Measuring vibrato

"Vibrato" in this case refer to signals that rapidly oscillate rapidly in frequency. In human singing, this oscillation is slow enough for us to hear the frequency waver. In the case of singing by birds, the frequency oscillation is so fast that is perceived by us as a "buzz". In fact what Luscinia measures as vibrato is referred to as "buzziness" in some other publications. [I presume that the mechanism of human vibrato and "buzzy" bird song is similar, with the difference being due to differences in vocal tract dimensions. However, I have no evidence to back that up. Luscinia is concerned with measuring sounds themselves, and in referring to "vibrato" I am simply referring to rapid frequency oscillation of the signal.)

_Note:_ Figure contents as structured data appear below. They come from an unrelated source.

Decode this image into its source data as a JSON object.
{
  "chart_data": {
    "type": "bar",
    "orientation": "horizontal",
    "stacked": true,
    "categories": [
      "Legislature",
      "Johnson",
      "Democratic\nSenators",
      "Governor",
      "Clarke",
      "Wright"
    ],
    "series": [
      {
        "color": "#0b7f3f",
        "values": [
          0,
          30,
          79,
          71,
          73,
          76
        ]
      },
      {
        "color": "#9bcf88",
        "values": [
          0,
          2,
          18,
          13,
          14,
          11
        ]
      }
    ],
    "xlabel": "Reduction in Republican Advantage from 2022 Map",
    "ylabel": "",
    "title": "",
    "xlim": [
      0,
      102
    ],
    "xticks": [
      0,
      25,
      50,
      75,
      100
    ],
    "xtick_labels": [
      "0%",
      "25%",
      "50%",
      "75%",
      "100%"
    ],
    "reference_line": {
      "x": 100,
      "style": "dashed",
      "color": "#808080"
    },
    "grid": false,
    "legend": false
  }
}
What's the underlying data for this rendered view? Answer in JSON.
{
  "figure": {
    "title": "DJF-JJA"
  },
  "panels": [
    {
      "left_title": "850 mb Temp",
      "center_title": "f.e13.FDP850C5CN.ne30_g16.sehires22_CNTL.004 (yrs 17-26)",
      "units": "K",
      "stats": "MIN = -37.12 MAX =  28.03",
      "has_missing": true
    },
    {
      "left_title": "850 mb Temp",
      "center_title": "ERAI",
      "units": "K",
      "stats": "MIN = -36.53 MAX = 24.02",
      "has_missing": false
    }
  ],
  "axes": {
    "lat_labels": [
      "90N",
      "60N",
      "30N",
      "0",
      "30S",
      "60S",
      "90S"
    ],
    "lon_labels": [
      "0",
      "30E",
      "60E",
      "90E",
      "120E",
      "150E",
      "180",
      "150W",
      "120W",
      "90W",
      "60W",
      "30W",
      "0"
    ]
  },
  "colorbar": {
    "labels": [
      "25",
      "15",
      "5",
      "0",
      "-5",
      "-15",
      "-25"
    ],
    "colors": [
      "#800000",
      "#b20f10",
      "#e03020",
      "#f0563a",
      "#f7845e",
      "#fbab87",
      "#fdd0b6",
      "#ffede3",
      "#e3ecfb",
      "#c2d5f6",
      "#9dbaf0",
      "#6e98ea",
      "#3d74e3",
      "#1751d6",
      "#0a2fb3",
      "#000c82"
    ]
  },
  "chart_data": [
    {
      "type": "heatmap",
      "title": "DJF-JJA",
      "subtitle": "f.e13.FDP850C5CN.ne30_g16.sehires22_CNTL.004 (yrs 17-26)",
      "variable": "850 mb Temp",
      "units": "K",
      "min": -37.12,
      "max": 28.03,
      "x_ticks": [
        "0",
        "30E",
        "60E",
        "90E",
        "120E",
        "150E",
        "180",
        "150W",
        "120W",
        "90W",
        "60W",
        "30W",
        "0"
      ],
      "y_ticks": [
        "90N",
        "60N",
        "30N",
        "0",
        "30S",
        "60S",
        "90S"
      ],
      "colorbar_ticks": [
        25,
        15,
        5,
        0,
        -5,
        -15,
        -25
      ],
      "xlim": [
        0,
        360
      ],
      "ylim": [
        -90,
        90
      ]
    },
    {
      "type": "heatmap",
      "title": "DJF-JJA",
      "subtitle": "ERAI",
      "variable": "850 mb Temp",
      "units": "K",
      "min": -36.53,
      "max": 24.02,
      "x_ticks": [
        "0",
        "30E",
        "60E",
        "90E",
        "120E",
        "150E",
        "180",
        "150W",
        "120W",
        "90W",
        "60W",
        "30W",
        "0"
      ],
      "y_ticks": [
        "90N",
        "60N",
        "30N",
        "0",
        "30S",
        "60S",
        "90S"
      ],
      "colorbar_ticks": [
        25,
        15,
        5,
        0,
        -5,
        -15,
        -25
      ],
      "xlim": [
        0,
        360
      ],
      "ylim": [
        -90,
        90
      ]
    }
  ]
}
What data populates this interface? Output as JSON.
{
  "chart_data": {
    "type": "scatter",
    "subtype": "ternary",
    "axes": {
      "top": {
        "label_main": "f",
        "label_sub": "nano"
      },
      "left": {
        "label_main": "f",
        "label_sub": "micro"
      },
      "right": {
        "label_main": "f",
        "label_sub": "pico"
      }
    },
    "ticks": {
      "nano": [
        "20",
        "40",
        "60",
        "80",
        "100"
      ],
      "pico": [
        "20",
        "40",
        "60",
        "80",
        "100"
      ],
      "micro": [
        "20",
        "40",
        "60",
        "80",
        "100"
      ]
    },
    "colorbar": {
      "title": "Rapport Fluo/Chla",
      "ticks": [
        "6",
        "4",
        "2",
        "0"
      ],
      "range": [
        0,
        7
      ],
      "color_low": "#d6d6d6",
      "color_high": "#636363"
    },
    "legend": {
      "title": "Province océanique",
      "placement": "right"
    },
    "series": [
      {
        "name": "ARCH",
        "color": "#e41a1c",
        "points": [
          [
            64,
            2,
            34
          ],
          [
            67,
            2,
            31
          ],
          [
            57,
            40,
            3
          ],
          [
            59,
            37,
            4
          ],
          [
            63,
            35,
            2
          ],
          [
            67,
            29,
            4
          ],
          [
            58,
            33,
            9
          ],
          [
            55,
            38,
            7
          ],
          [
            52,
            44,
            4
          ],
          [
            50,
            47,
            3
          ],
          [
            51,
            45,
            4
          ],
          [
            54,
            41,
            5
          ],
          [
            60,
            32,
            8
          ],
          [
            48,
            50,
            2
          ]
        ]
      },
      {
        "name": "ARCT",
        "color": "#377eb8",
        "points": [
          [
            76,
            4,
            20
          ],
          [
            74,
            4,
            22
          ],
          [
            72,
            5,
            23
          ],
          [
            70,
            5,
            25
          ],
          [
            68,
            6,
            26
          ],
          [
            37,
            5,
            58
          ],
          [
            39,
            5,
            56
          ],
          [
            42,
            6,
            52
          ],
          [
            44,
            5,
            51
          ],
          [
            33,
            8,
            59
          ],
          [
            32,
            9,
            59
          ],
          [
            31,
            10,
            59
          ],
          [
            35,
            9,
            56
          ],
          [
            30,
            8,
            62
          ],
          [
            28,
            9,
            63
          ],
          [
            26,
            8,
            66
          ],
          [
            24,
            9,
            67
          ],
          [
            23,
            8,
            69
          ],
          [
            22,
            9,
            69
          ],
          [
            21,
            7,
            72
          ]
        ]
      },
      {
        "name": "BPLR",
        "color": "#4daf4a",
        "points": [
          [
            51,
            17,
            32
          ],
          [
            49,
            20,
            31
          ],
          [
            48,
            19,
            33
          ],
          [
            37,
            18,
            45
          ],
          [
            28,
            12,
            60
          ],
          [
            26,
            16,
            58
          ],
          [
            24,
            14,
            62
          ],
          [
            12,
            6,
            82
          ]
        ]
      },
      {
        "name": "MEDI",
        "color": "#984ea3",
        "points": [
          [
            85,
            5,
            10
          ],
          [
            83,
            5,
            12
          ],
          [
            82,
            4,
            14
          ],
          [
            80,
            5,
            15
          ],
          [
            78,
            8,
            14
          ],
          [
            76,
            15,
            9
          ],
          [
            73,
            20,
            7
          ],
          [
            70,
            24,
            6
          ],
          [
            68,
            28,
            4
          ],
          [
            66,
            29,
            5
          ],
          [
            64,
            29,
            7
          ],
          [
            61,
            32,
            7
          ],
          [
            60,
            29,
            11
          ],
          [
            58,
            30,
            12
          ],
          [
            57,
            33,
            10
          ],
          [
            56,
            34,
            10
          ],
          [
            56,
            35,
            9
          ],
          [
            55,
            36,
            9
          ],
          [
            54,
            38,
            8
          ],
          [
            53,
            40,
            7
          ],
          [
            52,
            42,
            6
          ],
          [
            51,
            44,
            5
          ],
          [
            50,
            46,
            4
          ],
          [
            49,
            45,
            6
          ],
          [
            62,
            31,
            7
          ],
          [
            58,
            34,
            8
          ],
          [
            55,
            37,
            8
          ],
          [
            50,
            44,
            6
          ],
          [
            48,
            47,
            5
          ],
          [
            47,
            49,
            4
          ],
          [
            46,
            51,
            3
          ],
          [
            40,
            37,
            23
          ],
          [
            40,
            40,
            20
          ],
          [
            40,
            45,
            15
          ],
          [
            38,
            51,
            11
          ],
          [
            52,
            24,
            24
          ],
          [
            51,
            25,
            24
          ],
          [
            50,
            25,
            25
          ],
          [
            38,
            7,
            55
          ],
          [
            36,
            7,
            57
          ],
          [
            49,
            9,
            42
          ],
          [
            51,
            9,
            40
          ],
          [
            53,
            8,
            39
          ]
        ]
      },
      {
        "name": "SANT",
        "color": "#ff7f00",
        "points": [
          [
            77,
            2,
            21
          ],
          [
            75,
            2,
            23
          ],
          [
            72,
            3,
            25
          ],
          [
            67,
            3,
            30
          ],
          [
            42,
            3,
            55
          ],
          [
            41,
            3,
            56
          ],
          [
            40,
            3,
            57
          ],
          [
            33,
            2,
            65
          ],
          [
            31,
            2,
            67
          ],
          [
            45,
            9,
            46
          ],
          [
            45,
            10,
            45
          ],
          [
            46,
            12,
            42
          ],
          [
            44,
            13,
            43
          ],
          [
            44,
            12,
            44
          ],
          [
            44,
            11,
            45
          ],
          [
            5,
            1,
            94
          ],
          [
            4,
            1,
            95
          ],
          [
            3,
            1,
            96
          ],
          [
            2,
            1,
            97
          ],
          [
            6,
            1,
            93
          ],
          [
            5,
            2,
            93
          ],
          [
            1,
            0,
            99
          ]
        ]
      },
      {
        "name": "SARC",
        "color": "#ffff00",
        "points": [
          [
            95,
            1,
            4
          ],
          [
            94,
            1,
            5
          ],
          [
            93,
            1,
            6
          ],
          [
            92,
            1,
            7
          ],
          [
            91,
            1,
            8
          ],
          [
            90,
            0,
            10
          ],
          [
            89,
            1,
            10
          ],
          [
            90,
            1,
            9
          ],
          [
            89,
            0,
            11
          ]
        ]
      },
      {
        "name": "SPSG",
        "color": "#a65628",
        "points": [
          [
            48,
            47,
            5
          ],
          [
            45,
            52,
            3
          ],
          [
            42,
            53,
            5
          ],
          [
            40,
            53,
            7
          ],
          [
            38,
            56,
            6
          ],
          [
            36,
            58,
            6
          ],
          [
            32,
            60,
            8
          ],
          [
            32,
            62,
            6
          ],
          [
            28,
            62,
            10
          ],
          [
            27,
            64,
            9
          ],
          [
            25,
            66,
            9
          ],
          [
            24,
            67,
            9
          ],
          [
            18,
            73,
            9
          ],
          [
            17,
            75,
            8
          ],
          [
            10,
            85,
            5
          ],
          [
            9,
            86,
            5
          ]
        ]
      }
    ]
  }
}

Examples of vibrato in a bird song are shown below:



Fig. 1: examples of vibrato in bird song: taken from chaffinches, swamp sparrows, white-crowned sparrows, and song sparrows. All were produced with the same spectrogram settings (Frame length = 5ms, Time step = 0.5ms).

Note that the examples differ in at least three respects: the amplitude of the oscillations, the frequency of the oscillations, and the form of the oscillations. In the latter case, many if not most vibrato's appear to be produced with an approximately sinusoidal wave. However, there are plenty of examples with sawtooth or more complex waves. At present, Luscinia does not have a method to quantify the was shape. However, it does record the oscillations frequency and amplitude.

The way it does this is currently quite simple: it carries out an FFT analysis of the frequency contour of the signal. If the peak and fundamental frequency are close together (<1.5 times the fundamental), then it uses the peak frequency, since this is less susceptible to averaging errors. If the fundamental and peak frequencies are quite different from one another, then the fundamental is used. The FFT uses a window of 16 spectrogram samples, giving a resolution of only 8 frequency bins (if the element is less than 16 samples long, the vibrato parameters are set to 0). The finished spectrum is calculated after the FFT by: 1) taking the natural log of the values; 2) adding 3 to the result of 1; 3) setting any scores less than 0 to 0. -3 was chosen as the cut-off amplitude on the basis of trial and error assessments of the algorithm.

An estimated vibrato frequency is calculated by taking the mean of the frequency intensities (in essentially the same way that mean frequency is calculated. The vibrato amplitude is calculated as the peak amplitude of the spectrum.